30 Prozent der Inselreptilien vom Aussterben bedroht
Obwohl Inseln weniger als sieben Prozent der Erdoberfläche ausmachen, beherbergen sie einen großen Teil der globalen Biodiversität. Rund ein Drittel der etwa 12.000 bekannten Reptilienarten sind auf Inseln beheimatet, darunter Spezies wie die Galapagos-Riesenschildkröte und der Komodowaran. "Reptilien besitzen mehrere physiologische und verhaltensbedingte Merkmale – etwa eine undurchlässige Haut und die Fähigkeit, lange Zeit ohne Nahrung oder Wasser zu überstehen –, die sie zu besonders guten Inselbewohnern machen", heißt es in der Studie.
Die Analyse zeigt, dass rund 30 Prozent der Reptilien auf Inseln vom Aussterben bedroht sind – im weltweiten Mittel sind es zwölf Prozent. Seit 1960 hätten sich lediglich knapp sieben Prozent der wissenschaftlichen Arbeiten über Reptilien mit bedrohten Inselarten beschäftigt, hieß es auch.
Die Populationen sind vor allem durch landwirtschaftliche Expansion, Abholzung von Wäldern, Umweltverschmutzung und eingeschleppte Arten bedroht.
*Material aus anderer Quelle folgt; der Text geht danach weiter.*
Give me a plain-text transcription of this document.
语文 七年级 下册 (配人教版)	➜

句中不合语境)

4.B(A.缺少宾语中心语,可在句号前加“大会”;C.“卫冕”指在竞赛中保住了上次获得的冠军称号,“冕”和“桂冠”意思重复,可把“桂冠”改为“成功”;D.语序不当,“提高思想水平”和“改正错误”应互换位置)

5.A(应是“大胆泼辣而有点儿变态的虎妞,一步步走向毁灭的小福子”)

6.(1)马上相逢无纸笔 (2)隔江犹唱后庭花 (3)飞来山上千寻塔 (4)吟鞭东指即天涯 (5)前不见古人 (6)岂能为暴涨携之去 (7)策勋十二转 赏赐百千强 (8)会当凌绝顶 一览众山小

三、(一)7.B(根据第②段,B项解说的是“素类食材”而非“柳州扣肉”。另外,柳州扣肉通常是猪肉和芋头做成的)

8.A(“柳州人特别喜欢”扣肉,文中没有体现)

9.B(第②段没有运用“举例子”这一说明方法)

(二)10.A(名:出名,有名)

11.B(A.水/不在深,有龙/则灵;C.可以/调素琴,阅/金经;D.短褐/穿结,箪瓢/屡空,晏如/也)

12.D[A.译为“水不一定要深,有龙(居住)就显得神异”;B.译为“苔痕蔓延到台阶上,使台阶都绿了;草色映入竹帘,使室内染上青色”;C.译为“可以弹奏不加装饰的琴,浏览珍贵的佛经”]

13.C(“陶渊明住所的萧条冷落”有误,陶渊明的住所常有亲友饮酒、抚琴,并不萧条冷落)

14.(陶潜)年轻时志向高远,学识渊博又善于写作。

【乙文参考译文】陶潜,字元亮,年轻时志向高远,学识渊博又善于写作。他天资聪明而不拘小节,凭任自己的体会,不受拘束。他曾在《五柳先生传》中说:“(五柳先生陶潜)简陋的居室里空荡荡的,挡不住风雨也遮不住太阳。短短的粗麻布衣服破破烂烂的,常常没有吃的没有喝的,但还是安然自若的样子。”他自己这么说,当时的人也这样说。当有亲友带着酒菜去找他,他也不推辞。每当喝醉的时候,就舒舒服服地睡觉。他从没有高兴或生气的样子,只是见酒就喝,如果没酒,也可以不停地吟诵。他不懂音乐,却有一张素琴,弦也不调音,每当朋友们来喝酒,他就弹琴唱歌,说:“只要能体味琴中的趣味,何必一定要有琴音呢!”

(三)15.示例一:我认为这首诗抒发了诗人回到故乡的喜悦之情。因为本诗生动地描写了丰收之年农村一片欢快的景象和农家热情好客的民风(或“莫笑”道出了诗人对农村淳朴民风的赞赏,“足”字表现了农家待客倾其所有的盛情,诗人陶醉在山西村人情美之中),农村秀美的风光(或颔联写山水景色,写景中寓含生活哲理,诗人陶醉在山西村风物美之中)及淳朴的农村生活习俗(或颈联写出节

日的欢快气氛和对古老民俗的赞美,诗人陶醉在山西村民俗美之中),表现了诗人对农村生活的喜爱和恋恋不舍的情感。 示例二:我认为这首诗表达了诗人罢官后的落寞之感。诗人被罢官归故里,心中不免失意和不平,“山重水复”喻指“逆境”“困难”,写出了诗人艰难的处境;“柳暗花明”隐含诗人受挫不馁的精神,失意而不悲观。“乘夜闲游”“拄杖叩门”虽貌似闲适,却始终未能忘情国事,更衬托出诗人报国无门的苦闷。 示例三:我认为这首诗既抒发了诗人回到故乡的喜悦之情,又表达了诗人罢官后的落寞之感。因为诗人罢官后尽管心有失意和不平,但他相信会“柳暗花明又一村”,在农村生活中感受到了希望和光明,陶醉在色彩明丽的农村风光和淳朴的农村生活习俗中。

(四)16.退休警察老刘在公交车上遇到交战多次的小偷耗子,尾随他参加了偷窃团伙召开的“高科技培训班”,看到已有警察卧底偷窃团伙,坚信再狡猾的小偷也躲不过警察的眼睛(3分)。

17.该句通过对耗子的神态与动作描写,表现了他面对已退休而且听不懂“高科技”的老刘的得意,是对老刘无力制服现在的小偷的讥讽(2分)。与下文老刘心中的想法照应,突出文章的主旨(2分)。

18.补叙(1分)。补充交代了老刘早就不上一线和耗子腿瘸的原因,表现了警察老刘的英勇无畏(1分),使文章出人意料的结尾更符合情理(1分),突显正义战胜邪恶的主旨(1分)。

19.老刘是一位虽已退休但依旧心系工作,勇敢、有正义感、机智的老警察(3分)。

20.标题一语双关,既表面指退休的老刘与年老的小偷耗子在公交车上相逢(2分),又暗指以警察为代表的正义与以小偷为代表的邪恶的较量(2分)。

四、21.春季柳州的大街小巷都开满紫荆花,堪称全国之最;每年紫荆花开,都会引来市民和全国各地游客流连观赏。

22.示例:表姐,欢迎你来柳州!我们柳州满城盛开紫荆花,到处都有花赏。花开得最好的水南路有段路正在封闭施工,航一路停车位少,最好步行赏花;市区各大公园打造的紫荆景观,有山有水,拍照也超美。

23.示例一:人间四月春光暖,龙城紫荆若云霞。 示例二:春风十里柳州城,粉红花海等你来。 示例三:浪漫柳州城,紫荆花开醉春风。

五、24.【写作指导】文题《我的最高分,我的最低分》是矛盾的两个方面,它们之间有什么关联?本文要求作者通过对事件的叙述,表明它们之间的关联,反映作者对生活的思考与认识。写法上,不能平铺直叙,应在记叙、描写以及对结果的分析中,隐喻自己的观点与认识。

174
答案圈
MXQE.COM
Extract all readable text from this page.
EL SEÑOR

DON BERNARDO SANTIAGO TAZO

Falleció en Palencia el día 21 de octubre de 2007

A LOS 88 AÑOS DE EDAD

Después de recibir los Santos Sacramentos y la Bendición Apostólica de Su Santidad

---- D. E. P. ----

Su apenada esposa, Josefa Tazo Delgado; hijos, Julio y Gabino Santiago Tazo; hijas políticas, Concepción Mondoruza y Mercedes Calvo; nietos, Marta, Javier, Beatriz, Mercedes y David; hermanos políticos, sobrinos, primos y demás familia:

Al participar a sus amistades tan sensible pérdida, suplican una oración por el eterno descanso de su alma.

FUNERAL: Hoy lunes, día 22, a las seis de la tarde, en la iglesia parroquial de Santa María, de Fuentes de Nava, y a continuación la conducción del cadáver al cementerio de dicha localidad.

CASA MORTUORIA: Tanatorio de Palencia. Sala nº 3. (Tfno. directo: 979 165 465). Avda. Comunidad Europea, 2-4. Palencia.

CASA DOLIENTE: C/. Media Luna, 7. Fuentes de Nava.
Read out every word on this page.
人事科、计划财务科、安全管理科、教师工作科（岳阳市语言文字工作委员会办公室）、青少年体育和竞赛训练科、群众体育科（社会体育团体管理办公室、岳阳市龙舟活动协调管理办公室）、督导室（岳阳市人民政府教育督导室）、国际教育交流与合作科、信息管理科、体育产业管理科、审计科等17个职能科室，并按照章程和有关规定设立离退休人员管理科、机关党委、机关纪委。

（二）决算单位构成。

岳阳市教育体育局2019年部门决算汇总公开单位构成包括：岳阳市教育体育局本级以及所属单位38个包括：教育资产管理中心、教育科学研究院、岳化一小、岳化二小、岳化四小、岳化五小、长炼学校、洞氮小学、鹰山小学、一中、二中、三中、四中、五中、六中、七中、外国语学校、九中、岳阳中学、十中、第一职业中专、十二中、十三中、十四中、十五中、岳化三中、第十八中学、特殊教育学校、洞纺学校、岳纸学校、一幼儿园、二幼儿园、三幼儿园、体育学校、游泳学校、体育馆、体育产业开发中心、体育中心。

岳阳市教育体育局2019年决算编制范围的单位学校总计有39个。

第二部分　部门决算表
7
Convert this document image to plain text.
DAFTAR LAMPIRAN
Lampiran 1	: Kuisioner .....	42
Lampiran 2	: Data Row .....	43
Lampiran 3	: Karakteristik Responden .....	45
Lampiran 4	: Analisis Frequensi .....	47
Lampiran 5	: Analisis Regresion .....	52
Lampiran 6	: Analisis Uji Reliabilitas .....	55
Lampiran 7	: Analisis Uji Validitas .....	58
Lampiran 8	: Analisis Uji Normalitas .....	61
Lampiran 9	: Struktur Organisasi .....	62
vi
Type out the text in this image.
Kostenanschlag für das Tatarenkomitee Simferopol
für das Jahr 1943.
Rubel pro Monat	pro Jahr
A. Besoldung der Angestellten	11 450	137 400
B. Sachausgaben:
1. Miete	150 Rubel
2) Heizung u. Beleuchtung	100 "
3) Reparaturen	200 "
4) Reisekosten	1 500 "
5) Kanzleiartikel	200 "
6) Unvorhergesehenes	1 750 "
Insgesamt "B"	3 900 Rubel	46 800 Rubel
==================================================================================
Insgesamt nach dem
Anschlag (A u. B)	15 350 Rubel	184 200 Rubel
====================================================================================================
Dramatische Folgen haben zum Beispiel eingeschleppte Katzen auf Inseln.
Kaum Abwehrmechanismen
Denn viele Inselreptilien hätten sich in Abwesenheit von Säugetier-Feinden entwickelt und deshalb keine starken Abwehrmechanismen, erklärte Hauptautor Ricardo Rocha. "Das macht sie zu leichten Zielen für eingeführte Raubtiere wie frei laufende Katzen, die eine der Hauptursachen für das Aussterben auf Inseln sind."
Gleichzeitig seien Reptilien wie Schlangen, Schildkröten und Geckos Schlüsselarten für Inselökosysteme. "Auf der Insel Madeira zum Beispiel - meinem Geburtsort - gibt es überall Mauereidechsen, die Insekten jagen, Pflanzen bestäuben und Früchte fressen." Die Forschungen hätten ergeben, dass eine einzelne Katze auf der Insel in nur einem Jahr mehr als 90 Eidechsen fressen kann. "Ein eindrucksvolles Beispiel dafür, wie eingeschleppte Raubtiere fragile Inselökosysteme aus dem Gleichgewicht bringen können", sagte Rocha.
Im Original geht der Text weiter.